Why Reading to Your Kids Matters


I am a bookworm. I have been reading since I was 3. Some of the fondest memories from my childhood involve books and a library. I remember wanting to be a part of the library’s summer reading program even into high school. I would take a lawn chair into the warm sun and immerse myself in whatever story I chose.

I was the kid who would rather read the book than watch the movie.


And if I did see the movie, I would immediately say afterward, “The book was better.” How did I become this way? My parents surrounded me with books from a very young age. My mother read stories to me, and when I caught on, I would read them to her. I do the same for my children now.

My kids always have a book. My oldest always loved words and stories, but learning to read took some time. I didn’t force it, I just kept reading to her. Morning and night, we read a story. Sometimes it would be the same one because she loved it so much. My oldest son, on the other hand, hated books early. He didn’t want me to read to him. The preschool years were an uphill battle of trying to figure out the key to unlock a love of learning or at least a tolerance of storytime.

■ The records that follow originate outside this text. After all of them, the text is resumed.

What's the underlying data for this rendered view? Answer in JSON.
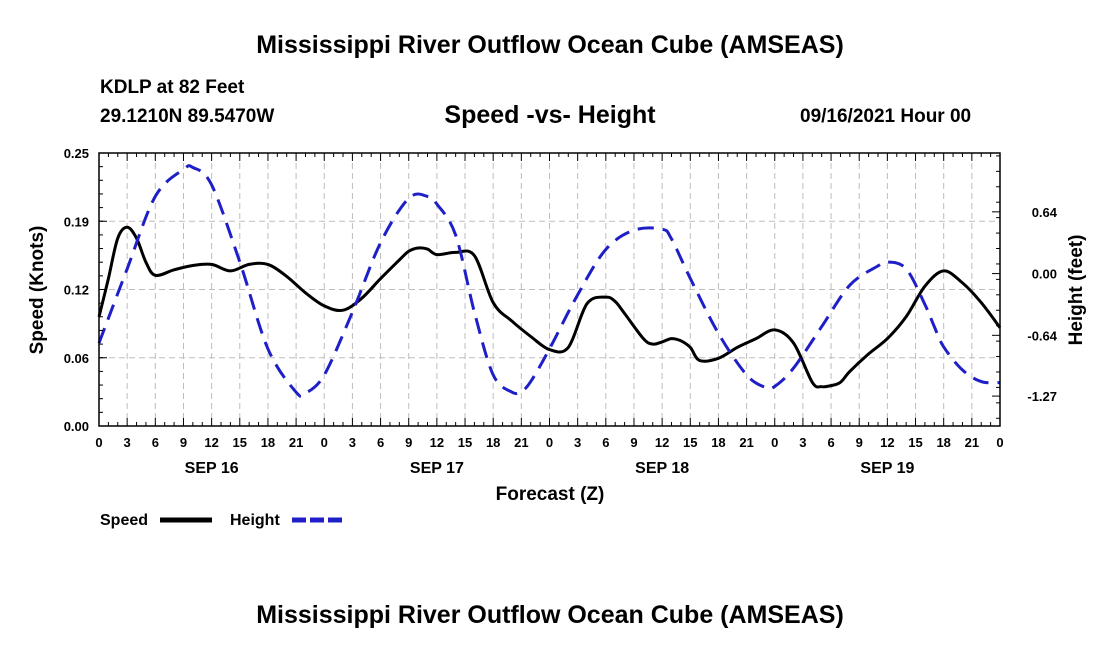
{
  "header": {
    "title": "Mississippi River Outflow Ocean Cube (AMSEAS)",
    "station": "KDLP at 82 Feet",
    "coords": "29.1210N  89.5470W",
    "subtitle": "Speed -vs- Height",
    "run_time": "09/16/2021 Hour 00"
  },
  "footer": {
    "title": "Mississippi River Outflow Ocean Cube (AMSEAS)"
  },
  "chart_data": {
    "type": "line",
    "title": "Speed -vs- Height",
    "xlabel": "Forecast (Z)",
    "ylabel_left": "Speed (Knots)",
    "ylabel_right": "Height (feet)",
    "x_unit": "hours from 09/16/2021 00Z",
    "xlim": [
      0,
      96
    ],
    "ylim_left": [
      0,
      0.25
    ],
    "ylim_right": [
      -1.58,
      1.25
    ],
    "grid": true,
    "x_tick_labels": [
      "0",
      "3",
      "6",
      "9",
      "12",
      "15",
      "18",
      "21",
      "0",
      "3",
      "6",
      "9",
      "12",
      "15",
      "18",
      "21",
      "0",
      "3",
      "6",
      "9",
      "12",
      "15",
      "18",
      "21",
      "0",
      "3",
      "6",
      "9",
      "12",
      "15",
      "18",
      "21",
      "0"
    ],
    "date_labels": [
      {
        "hour": 12,
        "label": "SEP 16"
      },
      {
        "hour": 36,
        "label": "SEP 17"
      },
      {
        "hour": 60,
        "label": "SEP 18"
      },
      {
        "hour": 84,
        "label": "SEP 19"
      }
    ],
    "y_left_ticks": [
      "0.00",
      "0.06",
      "0.12",
      "0.19",
      "0.25"
    ],
    "y_left_tick_values": [
      0,
      0.0625,
      0.125,
      0.1875,
      0.25
    ],
    "y_right_ticks": [
      "0.64",
      "0.00",
      "-0.64",
      "-1.27"
    ],
    "y_right_tick_values": [
      0.64,
      0.0,
      -0.64,
      -1.27
    ],
    "series": [
      {
        "name": "Speed",
        "axis": "left",
        "color": "#000000",
        "style": "solid",
        "x": [
          0,
          1,
          2,
          3,
          4,
          5,
          6,
          8,
          10,
          12,
          14,
          16,
          18,
          20,
          22,
          24,
          26,
          28,
          30,
          32,
          33,
          34,
          35,
          36,
          38,
          40,
          42,
          44,
          46,
          48,
          50,
          52,
          54,
          55,
          56,
          58,
          59,
          60,
          61,
          62,
          63,
          64,
          66,
          68,
          70,
          72,
          74,
          76,
          77,
          78,
          79,
          80,
          82,
          84,
          86,
          88,
          90,
          92,
          94,
          96
        ],
        "values": [
          0.1,
          0.135,
          0.172,
          0.182,
          0.172,
          0.15,
          0.138,
          0.143,
          0.147,
          0.148,
          0.142,
          0.148,
          0.148,
          0.137,
          0.122,
          0.11,
          0.106,
          0.117,
          0.135,
          0.152,
          0.16,
          0.163,
          0.162,
          0.157,
          0.159,
          0.156,
          0.113,
          0.096,
          0.082,
          0.07,
          0.072,
          0.112,
          0.118,
          0.114,
          0.103,
          0.08,
          0.075,
          0.077,
          0.08,
          0.078,
          0.072,
          0.06,
          0.062,
          0.072,
          0.08,
          0.088,
          0.076,
          0.04,
          0.036,
          0.037,
          0.04,
          0.05,
          0.066,
          0.08,
          0.1,
          0.128,
          0.142,
          0.131,
          0.113,
          0.09
        ]
      },
      {
        "name": "Height",
        "axis": "right",
        "color": "#1f1fc8",
        "style": "dashed",
        "x": [
          0,
          3,
          6,
          9,
          10,
          12,
          15,
          18,
          21,
          22,
          24,
          27,
          30,
          33,
          35,
          36,
          38,
          40,
          42,
          44,
          45,
          46,
          48,
          51,
          54,
          57,
          60,
          61,
          63,
          66,
          69,
          71,
          72,
          74,
          77,
          80,
          83,
          84,
          86,
          88,
          89,
          90,
          92,
          94,
          96
        ],
        "values": [
          -0.72,
          0.05,
          0.8,
          1.08,
          1.1,
          0.92,
          0.12,
          -0.78,
          -1.23,
          -1.24,
          -1.05,
          -0.4,
          0.32,
          0.78,
          0.8,
          0.72,
          0.4,
          -0.4,
          -1.05,
          -1.23,
          -1.22,
          -1.12,
          -0.78,
          -0.22,
          0.25,
          0.45,
          0.46,
          0.36,
          -0.05,
          -0.62,
          -1.05,
          -1.18,
          -1.17,
          -0.98,
          -0.55,
          -0.12,
          0.08,
          0.12,
          0.05,
          -0.32,
          -0.55,
          -0.76,
          -1.0,
          -1.12,
          -1.13
        ]
      }
    ],
    "legend": {
      "position": "bottom-left",
      "entries": [
        "Speed",
        "Height"
      ]
    }
  }
}
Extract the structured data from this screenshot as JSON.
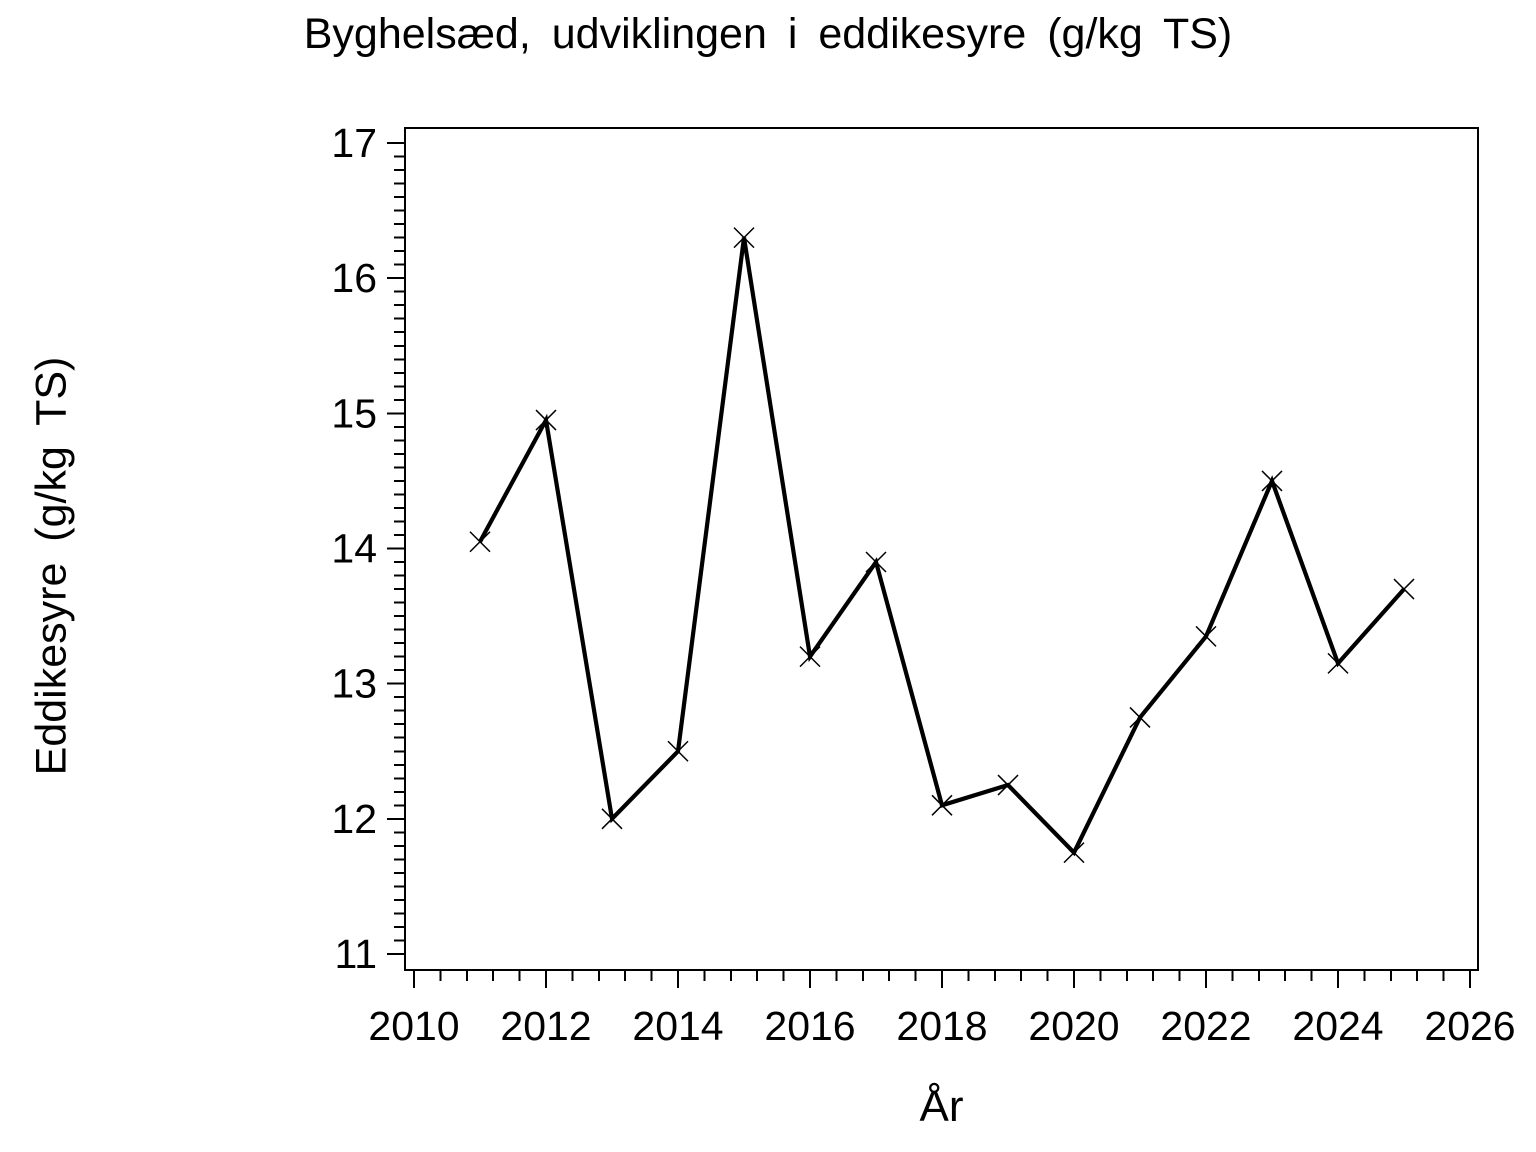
{
  "chart_data": {
    "type": "line",
    "title": "Byghelsæd, udviklingen i eddikesyre (g/kg TS)",
    "xlabel": "År",
    "ylabel": "Eddikesyre (g/kg TS)",
    "x": [
      2011,
      2012,
      2013,
      2014,
      2015,
      2016,
      2017,
      2018,
      2019,
      2020,
      2021,
      2022,
      2023,
      2024,
      2025
    ],
    "series": [
      {
        "name": "Eddikesyre g/kg TS",
        "values": [
          14.05,
          14.95,
          12.0,
          12.5,
          16.3,
          13.2,
          13.9,
          12.1,
          12.25,
          11.75,
          12.75,
          13.35,
          14.5,
          13.15,
          13.7
        ]
      }
    ],
    "xlim": [
      2010,
      2026
    ],
    "ylim": [
      11,
      17
    ],
    "x_major_ticks": [
      2010,
      2012,
      2014,
      2016,
      2018,
      2020,
      2022,
      2024,
      2026
    ],
    "x_minor_per_interval": 4,
    "y_major_ticks": [
      11,
      12,
      13,
      14,
      15,
      16,
      17
    ],
    "y_minor_per_interval": 9,
    "grid": false,
    "legend": false,
    "marker": "x",
    "line_color": "#000000",
    "background_color": "#ffffff"
  }
}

One day, I just stopped trying to give him the books I thought he should read or books that his older sister enjoyed. I took him to the library and asked him to choose whatever books he wanted. I vividly remember his excitement when he found books about the Paw Patrol characters. His face lit up and he said, “Mommy! Mommy! Paw Patrol! I want these!”

Being a lover of words used to stand in my way, and ultimately, my son’s way of learning and loving stories. I wanted him to pick up books that had richer words and beautiful storylines. Characters that could teach him lessons about life in subtle ways. But I went with his desire and read him the first book in the library book pile. When I finished, he said “Mommy, can you read it again?” I had to fight tears. He had never said that to me before. So, I read it again. Afterward, he took it and went to his room on his rug and “read” it himself. Then the tears fell down my cheeks. My precious son found what he liked.

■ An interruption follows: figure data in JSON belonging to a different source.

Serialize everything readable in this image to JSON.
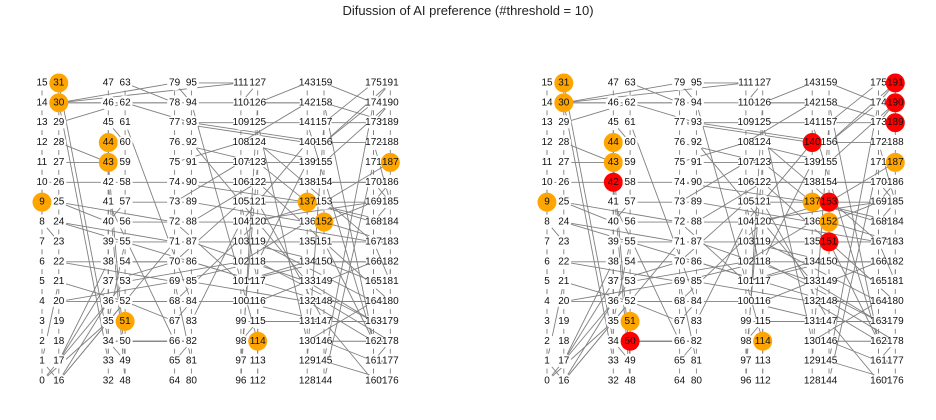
{
  "title": "Difussion of AI preference (#threshold = 10)",
  "node_count": 192,
  "colors": {
    "edge": "#808080",
    "adopted_seed": "#FFA500",
    "adopted_new": "#FF0000"
  },
  "chain_edges": true,
  "edges": [
    [
      14,
      30
    ],
    [
      30,
      46
    ],
    [
      46,
      62
    ],
    [
      62,
      78
    ],
    [
      78,
      94
    ],
    [
      94,
      110
    ],
    [
      110,
      126
    ],
    [
      126,
      142
    ],
    [
      30,
      78
    ],
    [
      30,
      79
    ],
    [
      29,
      62
    ],
    [
      30,
      111
    ],
    [
      10,
      26
    ],
    [
      26,
      42
    ],
    [
      42,
      58
    ],
    [
      58,
      74
    ],
    [
      74,
      90
    ],
    [
      90,
      106
    ],
    [
      106,
      122
    ],
    [
      122,
      138
    ],
    [
      138,
      154
    ],
    [
      154,
      170
    ],
    [
      9,
      25
    ],
    [
      25,
      40
    ],
    [
      25,
      72
    ],
    [
      24,
      55
    ],
    [
      24,
      71
    ],
    [
      22,
      38
    ],
    [
      22,
      69
    ],
    [
      21,
      52
    ],
    [
      20,
      69
    ],
    [
      20,
      100
    ],
    [
      0,
      17
    ],
    [
      0,
      35
    ],
    [
      1,
      16
    ],
    [
      16,
      36
    ],
    [
      16,
      52
    ],
    [
      17,
      37
    ],
    [
      17,
      53
    ],
    [
      16,
      71
    ],
    [
      17,
      38
    ],
    [
      1,
      21
    ],
    [
      31,
      34
    ],
    [
      30,
      33
    ],
    [
      28,
      43
    ],
    [
      27,
      59
    ],
    [
      13,
      10
    ],
    [
      8,
      23
    ],
    [
      7,
      4
    ],
    [
      12,
      8
    ],
    [
      45,
      35
    ],
    [
      44,
      33
    ],
    [
      43,
      49
    ],
    [
      42,
      48
    ],
    [
      41,
      66
    ],
    [
      40,
      57
    ],
    [
      39,
      87
    ],
    [
      38,
      86
    ],
    [
      37,
      70
    ],
    [
      36,
      84
    ],
    [
      35,
      55
    ],
    [
      34,
      82
    ],
    [
      34,
      66
    ],
    [
      52,
      67
    ],
    [
      53,
      102
    ],
    [
      54,
      86
    ],
    [
      55,
      117
    ],
    [
      56,
      104
    ],
    [
      57,
      89
    ],
    [
      60,
      45
    ],
    [
      61,
      84
    ],
    [
      62,
      93
    ],
    [
      63,
      78
    ],
    [
      49,
      34
    ],
    [
      50,
      82
    ],
    [
      73,
      107
    ],
    [
      72,
      101
    ],
    [
      71,
      119
    ],
    [
      70,
      105
    ],
    [
      69,
      118
    ],
    [
      68,
      120
    ],
    [
      67,
      84
    ],
    [
      66,
      82
    ],
    [
      65,
      82
    ],
    [
      77,
      93
    ],
    [
      77,
      140
    ],
    [
      76,
      123
    ],
    [
      75,
      108
    ],
    [
      74,
      137
    ],
    [
      79,
      94
    ],
    [
      94,
      114
    ],
    [
      93,
      156
    ],
    [
      92,
      133
    ],
    [
      91,
      107
    ],
    [
      89,
      136
    ],
    [
      88,
      122
    ],
    [
      87,
      133
    ],
    [
      86,
      148
    ],
    [
      85,
      132
    ],
    [
      83,
      104
    ],
    [
      81,
      69
    ],
    [
      95,
      111
    ],
    [
      109,
      93
    ],
    [
      108,
      155
    ],
    [
      107,
      139
    ],
    [
      106,
      104
    ],
    [
      105,
      153
    ],
    [
      104,
      169
    ],
    [
      103,
      135
    ],
    [
      102,
      166
    ],
    [
      101,
      150
    ],
    [
      100,
      147
    ],
    [
      99,
      131
    ],
    [
      98,
      115
    ],
    [
      97,
      123
    ],
    [
      96,
      126
    ],
    [
      127,
      110
    ],
    [
      126,
      142
    ],
    [
      125,
      130
    ],
    [
      124,
      167
    ],
    [
      123,
      137
    ],
    [
      122,
      180
    ],
    [
      121,
      147
    ],
    [
      120,
      153
    ],
    [
      119,
      164
    ],
    [
      118,
      163
    ],
    [
      117,
      105
    ],
    [
      116,
      133
    ],
    [
      115,
      120
    ],
    [
      112,
      116
    ],
    [
      143,
      126
    ],
    [
      142,
      108
    ],
    [
      141,
      125
    ],
    [
      140,
      104
    ],
    [
      139,
      118
    ],
    [
      138,
      122
    ],
    [
      137,
      153
    ],
    [
      136,
      102
    ],
    [
      135,
      151
    ],
    [
      134,
      101
    ],
    [
      133,
      163
    ],
    [
      132,
      162
    ],
    [
      131,
      147
    ],
    [
      130,
      164
    ],
    [
      129,
      157
    ],
    [
      159,
      174
    ],
    [
      158,
      162
    ],
    [
      157,
      175
    ],
    [
      156,
      191
    ],
    [
      155,
      190
    ],
    [
      154,
      186
    ],
    [
      153,
      169
    ],
    [
      152,
      183
    ],
    [
      151,
      162
    ],
    [
      150,
      103
    ],
    [
      149,
      166
    ],
    [
      148,
      178
    ],
    [
      147,
      163
    ],
    [
      146,
      161
    ],
    [
      145,
      174
    ],
    [
      144,
      171
    ],
    [
      175,
      160
    ],
    [
      174,
      156
    ],
    [
      173,
      157
    ],
    [
      172,
      185
    ],
    [
      171,
      187
    ],
    [
      170,
      185
    ],
    [
      169,
      152
    ],
    [
      168,
      137
    ],
    [
      167,
      120
    ],
    [
      166,
      134
    ],
    [
      165,
      150
    ],
    [
      164,
      148
    ],
    [
      163,
      131
    ],
    [
      162,
      141
    ],
    [
      161,
      178
    ],
    [
      160,
      147
    ],
    [
      191,
      174
    ],
    [
      190,
      173
    ],
    [
      189,
      158
    ],
    [
      188,
      140
    ],
    [
      187,
      153
    ],
    [
      186,
      169
    ],
    [
      185,
      168
    ],
    [
      184,
      137
    ],
    [
      183,
      151
    ],
    [
      182,
      181
    ],
    [
      181,
      167
    ],
    [
      180,
      132
    ],
    [
      179,
      115
    ],
    [
      178,
      146
    ],
    [
      177,
      161
    ],
    [
      176,
      145
    ]
  ],
  "panels": [
    {
      "orange": [
        9,
        30,
        31,
        43,
        44,
        51,
        114,
        137,
        152,
        187
      ],
      "red": []
    },
    {
      "orange": [
        9,
        30,
        31,
        43,
        44,
        51,
        114,
        137,
        152,
        187
      ],
      "red": [
        42,
        50,
        140,
        151,
        153,
        189,
        190,
        191
      ]
    }
  ]
}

That was a turning point for us in our reading journey for sure. It has been almost two years since that day and he is a completely different kid. He always asks me to read to him, and even though he squirms nonstop during our storytimes, he is always listening.

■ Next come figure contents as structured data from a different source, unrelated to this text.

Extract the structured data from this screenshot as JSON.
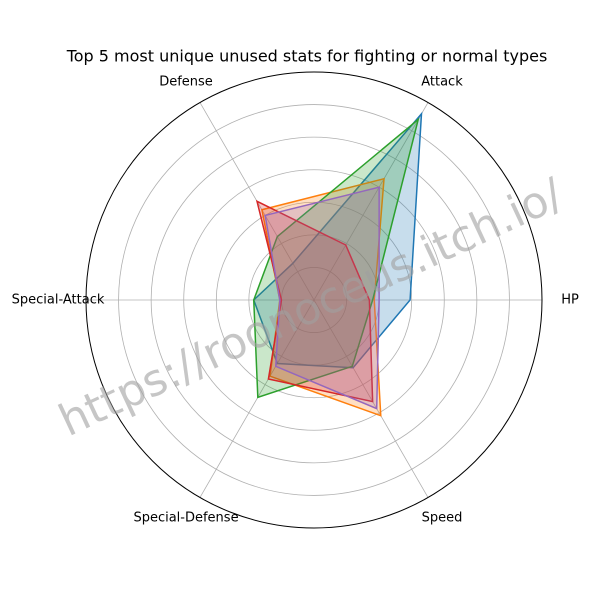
{
  "chart_data": {
    "type": "radar",
    "title": "Top 5 most unique unused stats for fighting or normal types",
    "watermark": "https://roonoceus.itch.io/",
    "categories": [
      "HP",
      "Attack",
      "Defense",
      "Special-Attack",
      "Special-Defense",
      "Speed"
    ],
    "ylim": [
      0,
      140
    ],
    "yticks": [
      20,
      40,
      60,
      80,
      100,
      120
    ],
    "grid": true,
    "series": [
      {
        "color": "#1f77b4",
        "values": [
          59,
          132,
          26,
          37,
          45,
          48
        ]
      },
      {
        "color": "#ff7f0e",
        "values": [
          37,
          86,
          64,
          21,
          54,
          82
        ]
      },
      {
        "color": "#2ca02c",
        "values": [
          36,
          128,
          45,
          37,
          69,
          47
        ]
      },
      {
        "color": "#d62728",
        "values": [
          34,
          39,
          70,
          20,
          56,
          72
        ]
      },
      {
        "color": "#9467bd",
        "values": [
          40,
          80,
          60,
          21,
          47,
          77
        ]
      }
    ]
  }
}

Reading to your kids doesn’t always have to be fancy. 

It doesn’t always have to be before bed. An audiobook in the car, while you’re driving home from school or a playdate, can be storytime. Read to them while they’re in the bathtub! During snack time. Pick a book with characters that look like them or have similar struggles or interests. For example, if they’re having fears about something, find a story with a child who overcomes that fear. There are so many books in the world, there is one for your child that will light up their curiosity and put a sparkle in their eyes. You will be able to bond with them, too! Simple storytime is usually best. And it is always worth it.